Either way, what surprises me most is this paragraph:

"Among those in the know were the lawyers of Leona Helmsley, the legendarily mean hotel heiress, who coined the phrase “only the little people pay taxes”. When Helmsley died in 2007, she left $12m in trust for the care of her dog, a maltese called Trouble. Trouble dined on crab cakes and kobe beef, and the trust provided her with $8,000 a year for grooming and $100,000 for security guards, who protected her against kidnappings, as well as against reprisals from the people that she bit. When a New York court – not entirely unreasonably – decided to restrain this expenditure, trustees moved the trust to South Dakota, which had crafted “purpose trusts” with just such a client in mind. Other states impose limits on how a purpose trust can care for a pet, on the principle that perhaps there are better things to do with millions of dollars than groom a dog, but South Dakota takes no chances. The client is always right."

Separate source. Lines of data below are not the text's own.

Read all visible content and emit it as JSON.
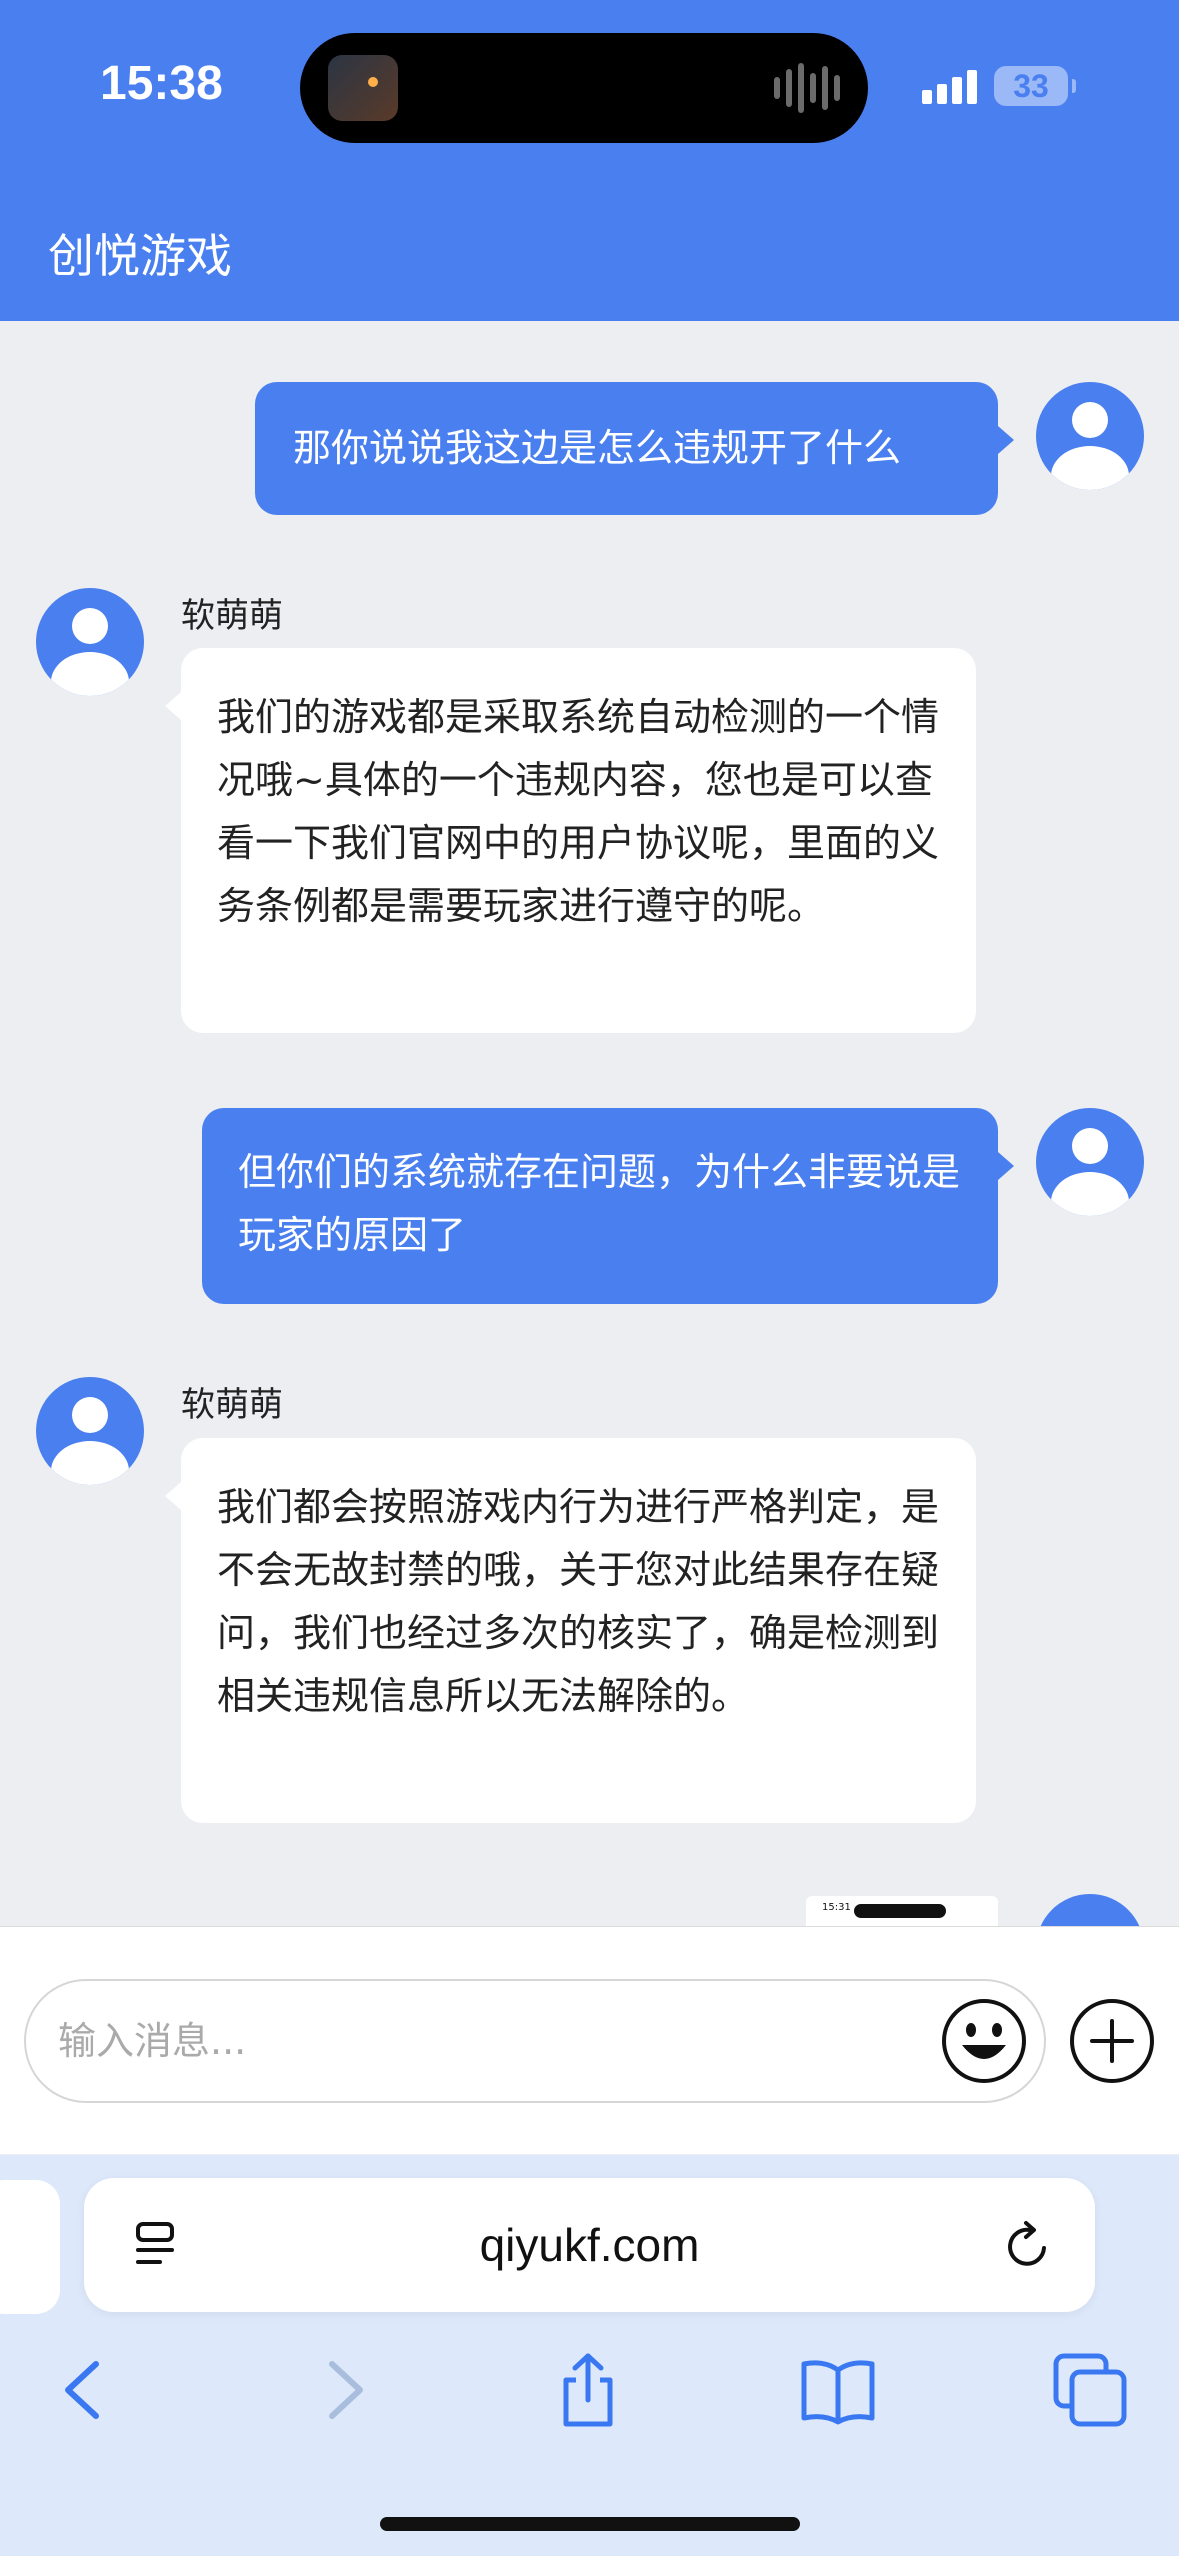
{
  "status_bar": {
    "time": "15:38",
    "battery": "33"
  },
  "header": {
    "title": "创悦游戏"
  },
  "messages": [
    {
      "role": "user",
      "text": "那你说说我这边是怎么违规开了什么"
    },
    {
      "role": "agent",
      "sender": "软萌萌",
      "text": "我们的游戏都是采取系统自动检测的一个情况哦~具体的一个违规内容，您也是可以查看一下我们官网中的用户协议呢，里面的义务条例都是需要玩家进行遵守的呢。"
    },
    {
      "role": "user",
      "text": "但你们的系统就存在问题，为什么非要说是玩家的原因了"
    },
    {
      "role": "agent",
      "sender": "软萌萌",
      "text": "我们都会按照游戏内行为进行严格判定，是不会无故封禁的哦，关于您对此结果存在疑问，我们也经过多次的核实了，确是检测到相关违规信息所以无法解除的。"
    }
  ],
  "partial_thumb_time": "15:31",
  "input": {
    "placeholder": "输入消息..."
  },
  "browser": {
    "url": "qiyukf.com"
  },
  "icons": {
    "emoji": "emoji-icon",
    "add": "plus-circle-icon",
    "reader": "reader-icon",
    "reload": "reload-icon",
    "back": "chevron-left-icon",
    "forward": "chevron-right-icon",
    "share": "share-icon",
    "bookmarks": "book-icon",
    "tabs": "tabs-icon"
  },
  "colors": {
    "accent": "#4a7ff0",
    "background": "#eceef2",
    "toolbar": "#dde9fb"
  }
}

12million FOR A DOG?!?! Could you imagine being the security guard getting paid $100,000/yr to take care of a dog? Talk about dream job.

Quote:
Originally Posted by jnojr View Post
Where is the problem here?

It was her money to do with as she wished. Who are you to come around, and say "I disapprove of how your money is being spent, I am going to force it to be spent on my priorities"?

What, exactly, is your concern with that paragraph?
Yes, it is her money and she should have the right to decide how to spend it. Shame on New York and other states for not allowing the wishes of the deceased to be fulfilled.

And while we are talking about Leona, yes she had her quirks and eccentricities, but she left a lot of money to provide hospitals and health care for those who aren't as well off.